Not that TBP's take on Cyndi Lauper's "Time After Time" was some palate sweetener, a commercial complacency meant to mislead the audience. It was as idiosyncratic as anything else they played, moving in a kind of casual drunken slink that the three created together. Still, it was Iverson's solo that dominated, expressing a certain labored feel that the pianist also physically communicated by lurching back and forth on his piano stool.

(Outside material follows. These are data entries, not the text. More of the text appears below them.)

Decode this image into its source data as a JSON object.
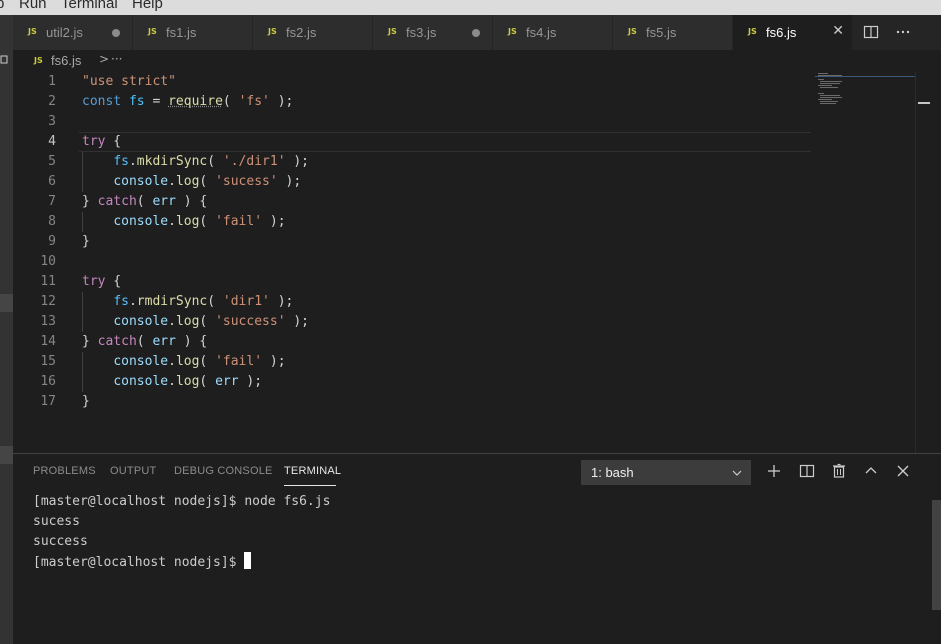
{
  "menubar": {
    "items": [
      "b",
      "Run",
      "Terminal",
      "Help"
    ]
  },
  "tabs": [
    {
      "label": "util2.js",
      "modified": true,
      "active": false
    },
    {
      "label": "fs1.js",
      "modified": false,
      "active": false
    },
    {
      "label": "fs2.js",
      "modified": false,
      "active": false
    },
    {
      "label": "fs3.js",
      "modified": true,
      "active": false
    },
    {
      "label": "fs4.js",
      "modified": false,
      "active": false
    },
    {
      "label": "fs5.js",
      "modified": false,
      "active": false
    },
    {
      "label": "fs6.js",
      "modified": false,
      "active": true
    }
  ],
  "tab_badge": "JS",
  "tab_close_glyph": "✕",
  "editor_actions": [
    "split-editor-icon",
    "more-actions-icon"
  ],
  "breadcrumb": {
    "badge": "JS",
    "file": "fs6.js",
    "separator": ">",
    "more": "···"
  },
  "editor": {
    "current_line": 4,
    "line_numbers": [
      "1",
      "2",
      "3",
      "4",
      "5",
      "6",
      "7",
      "8",
      "9",
      "10",
      "11",
      "12",
      "13",
      "14",
      "15",
      "16",
      "17"
    ]
  },
  "panel": {
    "tabs": [
      "PROBLEMS",
      "OUTPUT",
      "DEBUG CONSOLE",
      "TERMINAL"
    ],
    "active_tab": "TERMINAL",
    "terminal_select": "1: bash",
    "actions": [
      "new-terminal-icon",
      "split-terminal-icon",
      "kill-terminal-icon",
      "maximize-panel-icon",
      "close-panel-icon"
    ],
    "terminal_lines": [
      "[master@localhost nodejs]$ node fs6.js",
      "sucess",
      "success",
      "[master@localhost nodejs]$ "
    ]
  },
  "colors": {
    "keyword": "#c586c0",
    "storage": "#569cd6",
    "string": "#ce9178",
    "variable": "#9cdcfe",
    "constant": "#4fc1ff",
    "function": "#dcdcaa",
    "js_badge": "#cbcb41"
  }
}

Still, token or not, "Time After Time" was sandwiched between six originals, two each by King, Iverson and Anderson. These encompassed as much musical knowledge and understanding as the trio's whole book of pop tunes. King's "1979 Semi-Finalist," for one, combined baroque harmonies, smashing rock beats and the same clockwork precision that made the band's 2001 cover of Aphex Twin's "Flim" work. On Iverson's "Mint," the band plumbed the depths of jazz's avant-garde visionaries: King held down a groove that was both swinging and intermittent, evoking early Ornette Coleman, while Iverson touched on the unique harmonic language of pianist Ran Blake. Anderson's "Big Eater," meanwhile, was a fully processed blend of torrid phasing, tenuous harmonies and blocky yet seductive melody.
Iverson has become a go-to pianist and acclaimed blogger; King is a prolific and inventive bandleader. Anderson, though he's become the band's master of ceremonies, may be the Bad Plus's least visible member — but he's quietly among the best working bassists in jazz. His smart, voicelike four-bar fills on "1979 Semi-Finalist" made that point gorgeously. His work on Iverson's "Mint," holding the pulse implacably while Iverson and King tricked the ear into thinking it heard free-form time, drove it home. That knowledge makes the dissipation of the Bad Plus's three-way chemistry a drag, but it promises that the new dynamic will be fascinating, too.